November 2020 / Stephanie Guha, Policy Adviser Poverty/LNOB, Swiss Agency for Development and Cooperation (SDC)
COVID-19 and the response to the pandemic is driving millions of people into poverty. How to mitigate those effects? In developing countries, seven out of ten workers make a living in informal markets. These approximately two billion people have no access to social safety nets, such as social insurance or social assistance support, and are often not even counted in a government registry.
A recent United Nations Development Programme (UNDP) report discusses the introduction of a Temporary Basic Income (TBI) for the world's poorest and most vulnerable people. A TBI would allow poor families with no access to social safety nets to buy food and health services and protect them from the worst effects of the crisis. Last week, a WEF-article reiterated the necessity to introduce a TBI along with universal healthcare to support people through these difficult times and build back more resilient and sustainable communities.

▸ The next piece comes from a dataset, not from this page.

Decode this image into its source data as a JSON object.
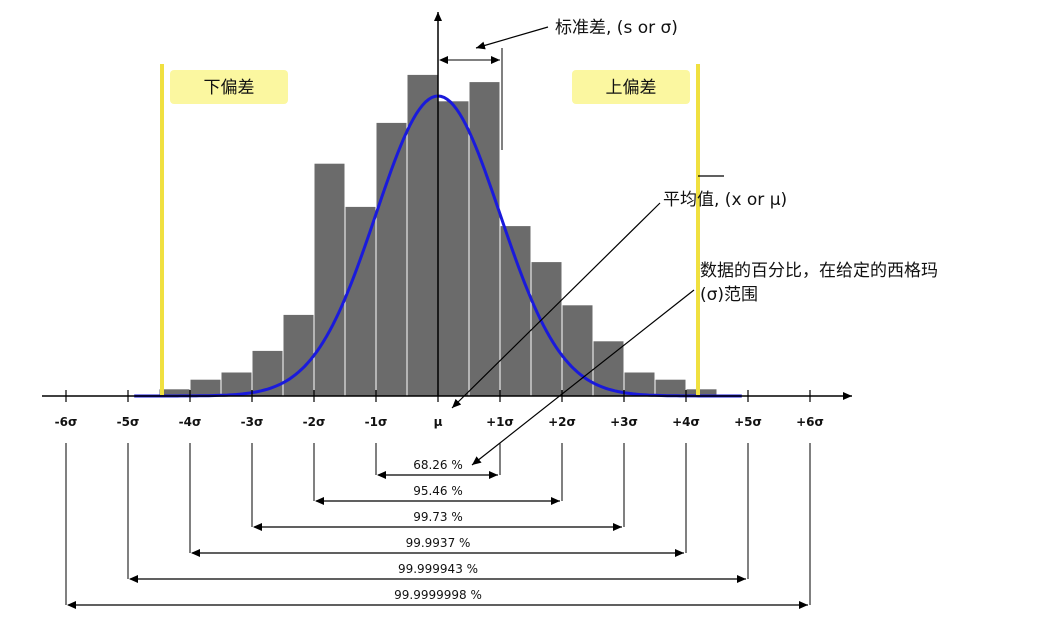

In their report 'Temporary Basic Income: Protecting Poor and Vulnerable People in Developing Countries', UNDP finds that the majority of TBI schemes would cost most developing countries far less than 1% of their GDP per month, while providing substantial benefits. According to the report, it would financially be feasible.
UNDP Administrator Achim Steiner says: “Bailouts and recovery plans cannot only focus on big markets and big business. A Temporary Basic Income might enable governments to give people in lockdown a financial lifeline, inject cash back into local economies to help keep small businesses afloat, and slow the devastating spread of COVID-19."
Some countries have already taken up the idea. The government of Togo has distributed financial aid through its cash transfer programme. The Colombian government, introduced the 'Solidarity Income' scheme to deliver resources to an additional three million vulnerable households.